Within minutes he was in the back of an ambulance being rushed to Bendigo Hospital’s emergency department.

The father of two was fighting for his life.

He was taken to the cardiac catheterisation lab, where doctors are on call to save lives at any minute of every day.

“The patient won’t even be transferred from the ambulance trolley to a hospital trolley, they’ll be going from the ambulance trolley straight into the operating theatre,” said Dr Voltaire Nadurata, head of cardiology at Bendigo Health.

“The plan is to open up the artery within an hour.

“Our performance with that kind of service is beautiful. The numbers are really great compared to other major hospitals in Melbourne.”

The cath lab treats more than 200 severe heart attack patients a year and over 90 per cent of them meet the one-hour operating mark.

About two thirds of people arriving to the hospital by helicopter need the lab’s care.

“We look after patients from as far as the South Australian border to Deniliquin… and Benalla, Lake Eildon and the Albury-Wodonga area,” Dr Nadurata said.

By extending the on-call service to all hours of the weekend in October last year, emergency patients no longer need to be transported to Melbourne and doctors have been saving more lives locally, like Mr Warren’s that Sunday night.
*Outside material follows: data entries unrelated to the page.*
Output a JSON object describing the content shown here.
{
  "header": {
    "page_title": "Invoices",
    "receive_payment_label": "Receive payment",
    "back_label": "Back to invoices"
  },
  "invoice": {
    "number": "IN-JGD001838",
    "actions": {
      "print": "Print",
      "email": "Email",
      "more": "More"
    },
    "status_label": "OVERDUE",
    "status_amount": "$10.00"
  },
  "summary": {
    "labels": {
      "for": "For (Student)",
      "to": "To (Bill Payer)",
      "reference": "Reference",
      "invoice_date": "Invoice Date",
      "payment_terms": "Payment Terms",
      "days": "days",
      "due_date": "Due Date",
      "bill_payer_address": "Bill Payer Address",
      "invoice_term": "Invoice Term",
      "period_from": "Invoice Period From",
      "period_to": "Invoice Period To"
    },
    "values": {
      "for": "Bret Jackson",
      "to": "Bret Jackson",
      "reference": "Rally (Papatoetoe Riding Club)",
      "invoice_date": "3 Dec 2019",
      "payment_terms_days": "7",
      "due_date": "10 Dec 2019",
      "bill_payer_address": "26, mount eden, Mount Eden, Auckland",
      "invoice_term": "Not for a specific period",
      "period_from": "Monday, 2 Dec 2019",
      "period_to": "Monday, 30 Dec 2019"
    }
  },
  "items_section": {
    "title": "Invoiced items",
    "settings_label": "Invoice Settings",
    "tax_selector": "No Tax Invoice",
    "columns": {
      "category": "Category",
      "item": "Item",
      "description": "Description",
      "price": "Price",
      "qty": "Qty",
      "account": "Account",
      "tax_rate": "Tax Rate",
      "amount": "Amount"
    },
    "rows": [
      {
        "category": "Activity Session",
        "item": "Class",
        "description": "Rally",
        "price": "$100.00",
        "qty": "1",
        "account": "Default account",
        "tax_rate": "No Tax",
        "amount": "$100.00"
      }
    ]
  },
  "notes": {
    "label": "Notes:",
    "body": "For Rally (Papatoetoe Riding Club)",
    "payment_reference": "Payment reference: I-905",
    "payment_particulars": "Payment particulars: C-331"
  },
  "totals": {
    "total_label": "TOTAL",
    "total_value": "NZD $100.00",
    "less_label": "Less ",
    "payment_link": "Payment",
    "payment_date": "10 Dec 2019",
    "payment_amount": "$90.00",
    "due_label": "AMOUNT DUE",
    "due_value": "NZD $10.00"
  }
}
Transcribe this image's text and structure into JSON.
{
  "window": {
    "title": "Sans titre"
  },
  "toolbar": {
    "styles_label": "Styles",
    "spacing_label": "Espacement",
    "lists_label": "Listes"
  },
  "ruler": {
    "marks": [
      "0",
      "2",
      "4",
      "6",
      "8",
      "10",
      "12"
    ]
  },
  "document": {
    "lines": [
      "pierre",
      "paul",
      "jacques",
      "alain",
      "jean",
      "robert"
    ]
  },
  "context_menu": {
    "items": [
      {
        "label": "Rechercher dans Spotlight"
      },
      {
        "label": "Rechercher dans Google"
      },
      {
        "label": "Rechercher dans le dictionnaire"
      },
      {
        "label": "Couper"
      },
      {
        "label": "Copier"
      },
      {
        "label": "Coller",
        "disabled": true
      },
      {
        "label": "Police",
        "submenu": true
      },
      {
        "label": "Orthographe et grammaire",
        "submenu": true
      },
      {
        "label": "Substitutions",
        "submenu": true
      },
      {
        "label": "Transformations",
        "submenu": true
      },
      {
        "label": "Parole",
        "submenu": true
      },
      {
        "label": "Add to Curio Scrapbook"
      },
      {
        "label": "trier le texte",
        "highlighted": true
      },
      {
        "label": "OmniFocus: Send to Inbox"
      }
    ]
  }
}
“The team worked very hard to bring me back,” he said.

“The next thing I knew, I woke up what would have been nearly 24 hours later with all the tubes, a vague recollection of what had happened and an overwhelming feeling of gratitude that I was still here.”

Mr Warren said there were “absolutely” signs he ignored in the lead up to his heart attack.

“Beforehand I had blurred vision, sore feet, I was constantly going to the bathroom,” he said. “I’ve ended up with type 2 diabetes.

“If you think that something doesn’t feel right in your body, listen to your body. Don’t try to be brave and think that you can sleep it off. If I had waited any longer then I wouldn’t be here.”

He’s now using his second chance at life to make healthier choices and is planning to reopen the White Horse Hotel next month.

“You start to worry about the choices that you’ve made as you’ve gone through life, whether you’ve been a smoker or a drinker,” he said.

“We’re always too scared to go to a doctor or GP and find out what damage we’ve done. This brought it to the surface with me. I had to confront everything.

“If I do the right things with diet and exercise then the efforts that the team put into keeping me around won’t go to waste.